RADARTVNEWS.COM – China mendesak Perdana Menteri Jepang, Sanae Takaichi, menarik pernyataannya soal Taiwan karena dianggap campur tangan urusan internal dan berpotensi merusak hubungan bilateral. Juru bicara Kementerian Luar Negeri China, Lin Jian, memperingatkan Jepang akan menanggung konsekuensi jika pernyataan itu tidak dicabut, sekaligus menegaskan respons tegas bila Jepang melakukan intervensi militer di Selat Taiwan.
Media pemerintah China menuding Takaichi mendorong kebangkitan militerisme Jepang melalui retorika yang disampaikannya di parlemen pekan lalu. Pernyataan itu menyebut serangan bersenjata terhadap Taiwan dapat memicu pengerahan pasukan Jepang berdasarkan skema “pertahanan bersama kolektif,” karena dianggap mengancam keamanan Jepang secara langsung.
Menanggapi hal tersebut, Jepang memanggil Konsul Jenderal China di Osaka, Xue Jian, menyatakan keprihatinan atas unggahan yang dianggap mengancam PM Takaichi. Menteri Luar Negeri Jepang, Toshimitsu Motegi, menekankan pentingnya China menjaga hubungan bilateral, meski belum ada keputusan terkait status diplomat tersebut maupun langkah diplomatik selanjutnya.
Lin Jian menegaskan bahwa pernyataan PM Jepang merupakan campur tangan langsung dalam urusan internal China, tantangan terhadap kepentingan inti, dan pelanggaran kedaulatan negara. Ia juga menyinggung sejarah agresi militer Jepang di Asia dan mempertanyakan apakah Jepang akan mengulang kesalahan masa lalu yang menimbulkan ketegangan regional.
“Kami menentang pernyataan semacam itu. Jepang harus segera memperbaiki kesalahannya dan mencabut pernyataan yang tidak berdasar. Jika tidak, segala konsekuensi yang timbul harus ditanggung pihak Jepang,” ujar Lin Jian dalam konferensi pers di Beijing, Kamis (13/12).
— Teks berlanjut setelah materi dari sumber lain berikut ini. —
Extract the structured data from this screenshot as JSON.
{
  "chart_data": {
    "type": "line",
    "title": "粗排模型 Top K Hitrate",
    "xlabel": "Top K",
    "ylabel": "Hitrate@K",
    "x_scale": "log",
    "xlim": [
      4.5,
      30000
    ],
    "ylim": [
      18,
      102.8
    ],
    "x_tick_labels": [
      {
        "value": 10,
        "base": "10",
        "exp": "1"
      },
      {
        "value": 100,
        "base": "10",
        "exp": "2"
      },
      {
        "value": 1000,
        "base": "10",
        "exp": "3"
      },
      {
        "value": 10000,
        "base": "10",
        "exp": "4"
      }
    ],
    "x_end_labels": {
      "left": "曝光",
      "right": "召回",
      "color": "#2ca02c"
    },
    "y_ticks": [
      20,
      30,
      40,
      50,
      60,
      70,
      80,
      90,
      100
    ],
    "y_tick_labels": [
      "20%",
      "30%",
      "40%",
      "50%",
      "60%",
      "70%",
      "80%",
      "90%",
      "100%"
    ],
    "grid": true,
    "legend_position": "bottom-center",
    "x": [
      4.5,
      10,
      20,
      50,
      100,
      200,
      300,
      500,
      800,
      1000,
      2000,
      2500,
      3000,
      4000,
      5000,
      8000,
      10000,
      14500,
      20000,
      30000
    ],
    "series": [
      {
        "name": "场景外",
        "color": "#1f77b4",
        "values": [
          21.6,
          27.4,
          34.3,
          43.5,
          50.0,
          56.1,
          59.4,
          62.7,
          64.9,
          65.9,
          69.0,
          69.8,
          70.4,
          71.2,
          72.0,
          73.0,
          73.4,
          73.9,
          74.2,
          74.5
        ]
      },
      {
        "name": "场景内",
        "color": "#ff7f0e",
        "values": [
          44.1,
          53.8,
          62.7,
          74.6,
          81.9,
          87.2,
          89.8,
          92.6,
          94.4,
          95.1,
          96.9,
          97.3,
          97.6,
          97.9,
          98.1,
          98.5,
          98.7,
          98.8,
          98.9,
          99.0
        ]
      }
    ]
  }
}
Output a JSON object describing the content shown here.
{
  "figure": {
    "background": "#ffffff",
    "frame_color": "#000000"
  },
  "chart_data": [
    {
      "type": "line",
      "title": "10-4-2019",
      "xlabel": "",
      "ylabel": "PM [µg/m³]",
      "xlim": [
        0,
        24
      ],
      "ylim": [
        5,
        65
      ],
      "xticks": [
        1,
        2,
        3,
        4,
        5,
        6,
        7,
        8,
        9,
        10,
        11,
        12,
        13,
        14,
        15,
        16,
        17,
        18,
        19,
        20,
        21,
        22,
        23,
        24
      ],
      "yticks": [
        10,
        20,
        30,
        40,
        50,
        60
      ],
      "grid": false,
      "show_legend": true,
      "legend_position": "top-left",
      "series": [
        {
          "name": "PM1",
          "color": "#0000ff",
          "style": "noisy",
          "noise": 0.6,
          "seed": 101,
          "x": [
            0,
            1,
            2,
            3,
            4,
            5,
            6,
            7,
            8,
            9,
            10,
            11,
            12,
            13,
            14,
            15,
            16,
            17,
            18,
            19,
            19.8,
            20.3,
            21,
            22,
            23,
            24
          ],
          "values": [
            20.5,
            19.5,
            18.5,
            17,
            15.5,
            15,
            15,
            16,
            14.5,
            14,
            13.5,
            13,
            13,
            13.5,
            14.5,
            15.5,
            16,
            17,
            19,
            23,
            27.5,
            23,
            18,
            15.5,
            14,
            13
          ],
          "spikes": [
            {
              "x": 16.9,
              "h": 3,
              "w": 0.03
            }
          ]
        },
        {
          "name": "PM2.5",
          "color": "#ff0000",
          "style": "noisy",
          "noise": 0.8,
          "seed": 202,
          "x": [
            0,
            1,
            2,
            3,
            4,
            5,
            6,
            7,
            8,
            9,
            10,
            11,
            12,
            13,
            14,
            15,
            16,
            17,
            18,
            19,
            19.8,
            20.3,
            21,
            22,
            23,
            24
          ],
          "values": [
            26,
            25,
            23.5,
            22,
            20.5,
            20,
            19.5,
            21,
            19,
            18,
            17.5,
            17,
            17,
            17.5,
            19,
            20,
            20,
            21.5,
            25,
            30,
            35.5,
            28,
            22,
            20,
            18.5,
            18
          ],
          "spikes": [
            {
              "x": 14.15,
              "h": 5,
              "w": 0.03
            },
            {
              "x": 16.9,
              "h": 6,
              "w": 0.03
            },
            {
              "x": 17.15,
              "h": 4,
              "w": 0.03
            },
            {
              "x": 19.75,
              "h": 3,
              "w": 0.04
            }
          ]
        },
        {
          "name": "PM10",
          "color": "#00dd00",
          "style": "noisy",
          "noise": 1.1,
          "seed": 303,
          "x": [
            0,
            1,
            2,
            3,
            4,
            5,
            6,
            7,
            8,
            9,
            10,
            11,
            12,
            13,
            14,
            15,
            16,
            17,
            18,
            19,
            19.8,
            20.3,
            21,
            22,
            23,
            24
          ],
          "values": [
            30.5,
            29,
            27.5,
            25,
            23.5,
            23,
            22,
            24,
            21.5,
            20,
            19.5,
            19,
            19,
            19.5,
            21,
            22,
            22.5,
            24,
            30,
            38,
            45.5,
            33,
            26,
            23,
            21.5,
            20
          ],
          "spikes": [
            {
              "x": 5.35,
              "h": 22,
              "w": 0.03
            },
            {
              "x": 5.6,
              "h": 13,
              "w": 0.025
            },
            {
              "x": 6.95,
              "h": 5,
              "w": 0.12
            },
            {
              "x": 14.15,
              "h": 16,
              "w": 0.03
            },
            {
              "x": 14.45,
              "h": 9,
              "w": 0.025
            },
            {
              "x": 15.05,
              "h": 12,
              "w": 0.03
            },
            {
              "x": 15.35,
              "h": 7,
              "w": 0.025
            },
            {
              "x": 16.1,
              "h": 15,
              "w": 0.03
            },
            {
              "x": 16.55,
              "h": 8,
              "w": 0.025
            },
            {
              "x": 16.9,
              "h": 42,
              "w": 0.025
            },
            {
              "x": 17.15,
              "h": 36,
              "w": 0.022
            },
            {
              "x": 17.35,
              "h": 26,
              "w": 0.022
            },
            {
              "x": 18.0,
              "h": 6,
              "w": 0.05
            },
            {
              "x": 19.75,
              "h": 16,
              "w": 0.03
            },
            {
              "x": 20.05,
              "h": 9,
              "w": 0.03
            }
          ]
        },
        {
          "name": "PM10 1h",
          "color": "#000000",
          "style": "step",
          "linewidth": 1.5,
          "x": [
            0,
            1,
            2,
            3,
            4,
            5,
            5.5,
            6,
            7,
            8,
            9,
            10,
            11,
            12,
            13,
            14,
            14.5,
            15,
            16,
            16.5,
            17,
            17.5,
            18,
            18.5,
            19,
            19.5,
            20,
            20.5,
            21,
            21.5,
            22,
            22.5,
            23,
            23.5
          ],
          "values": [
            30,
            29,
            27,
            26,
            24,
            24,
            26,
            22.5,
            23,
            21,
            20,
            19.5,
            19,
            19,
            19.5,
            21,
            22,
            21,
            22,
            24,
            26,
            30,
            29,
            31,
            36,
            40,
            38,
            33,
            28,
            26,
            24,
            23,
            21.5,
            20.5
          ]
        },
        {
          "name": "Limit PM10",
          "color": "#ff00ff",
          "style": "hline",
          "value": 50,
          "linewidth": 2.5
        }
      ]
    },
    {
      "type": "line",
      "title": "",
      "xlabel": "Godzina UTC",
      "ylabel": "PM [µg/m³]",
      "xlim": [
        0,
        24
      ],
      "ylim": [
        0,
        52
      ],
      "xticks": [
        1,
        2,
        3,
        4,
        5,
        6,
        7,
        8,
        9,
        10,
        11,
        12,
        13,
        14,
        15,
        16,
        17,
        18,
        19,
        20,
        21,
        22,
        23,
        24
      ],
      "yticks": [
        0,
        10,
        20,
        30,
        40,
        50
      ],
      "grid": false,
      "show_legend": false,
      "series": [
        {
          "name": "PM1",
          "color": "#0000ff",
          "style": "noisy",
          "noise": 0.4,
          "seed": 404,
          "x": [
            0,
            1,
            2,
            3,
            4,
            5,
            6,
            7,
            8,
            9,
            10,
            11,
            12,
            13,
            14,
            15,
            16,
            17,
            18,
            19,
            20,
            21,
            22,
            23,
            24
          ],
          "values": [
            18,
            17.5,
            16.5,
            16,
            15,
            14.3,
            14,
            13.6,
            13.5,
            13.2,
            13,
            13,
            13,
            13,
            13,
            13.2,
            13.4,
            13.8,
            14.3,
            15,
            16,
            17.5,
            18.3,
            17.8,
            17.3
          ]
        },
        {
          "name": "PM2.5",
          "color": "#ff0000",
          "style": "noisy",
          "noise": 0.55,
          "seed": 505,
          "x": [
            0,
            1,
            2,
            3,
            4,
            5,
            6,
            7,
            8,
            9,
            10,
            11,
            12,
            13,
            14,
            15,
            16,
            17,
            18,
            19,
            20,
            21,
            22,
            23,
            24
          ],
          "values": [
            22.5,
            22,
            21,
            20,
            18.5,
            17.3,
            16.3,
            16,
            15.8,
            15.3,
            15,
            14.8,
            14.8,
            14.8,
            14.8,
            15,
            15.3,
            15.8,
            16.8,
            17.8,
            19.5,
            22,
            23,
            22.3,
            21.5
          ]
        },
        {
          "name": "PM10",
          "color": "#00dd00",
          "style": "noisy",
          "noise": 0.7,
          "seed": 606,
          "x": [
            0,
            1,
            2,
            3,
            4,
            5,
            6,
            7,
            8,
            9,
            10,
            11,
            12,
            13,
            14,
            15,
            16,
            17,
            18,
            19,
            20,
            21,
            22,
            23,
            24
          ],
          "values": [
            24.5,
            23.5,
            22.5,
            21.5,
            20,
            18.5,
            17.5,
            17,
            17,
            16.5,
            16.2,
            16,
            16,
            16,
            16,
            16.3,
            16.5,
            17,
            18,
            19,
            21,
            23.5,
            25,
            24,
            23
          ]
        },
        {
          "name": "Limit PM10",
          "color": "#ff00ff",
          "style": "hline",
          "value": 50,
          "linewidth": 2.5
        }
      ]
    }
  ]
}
BACA JUGA:PM Jepang Shigeru Ishiba Mundur Usai 11 Bulan Menjabat, LDP Gelar Pemilihan Kepemimpinan Darurat
Lin menekankan bahwa Taiwan adalah bagian dari China dan cara menyelesaikan masalah serta reunifikasi nasional merupakan urusan rakyat China. Ia menambahkan bahwa upaya Jepang ikut campur merupakan penghinaan terhadap keadilan internasional, provokasi terhadap tatanan pasca-Perang Dunia II, dan pukulan bagi hubungan China-Jepang secara keseluruhan.
Sejak Perang Dunia II, konstitusi Jepang membatasi operasi militer. Namun, mantan PM Shinzo Abe pada 2015 mengubah undang-undang keamanan nasional sehingga Jepang dapat menggunakan kekuatan terbatas berdasarkan hak membela diri kolektif, terutama bila terjadi “situasi yang mengancam kelangsungan hidup” negara.
Dalam rapat Komite Anggaran Dewan Perwakilan Rakyat, PM Takaichi menegaskan pernyataannya dibuat berdasarkan skenario terburuk terkait Taiwan. Pemerintah akan menilai setiap situasi yang dianggap mengancam kelangsungan hidup berdasarkan informasi konkret dari kasus spesifik, sehingga tindakan militer atau diplomatik dapat diambil sesuai kebutuhan.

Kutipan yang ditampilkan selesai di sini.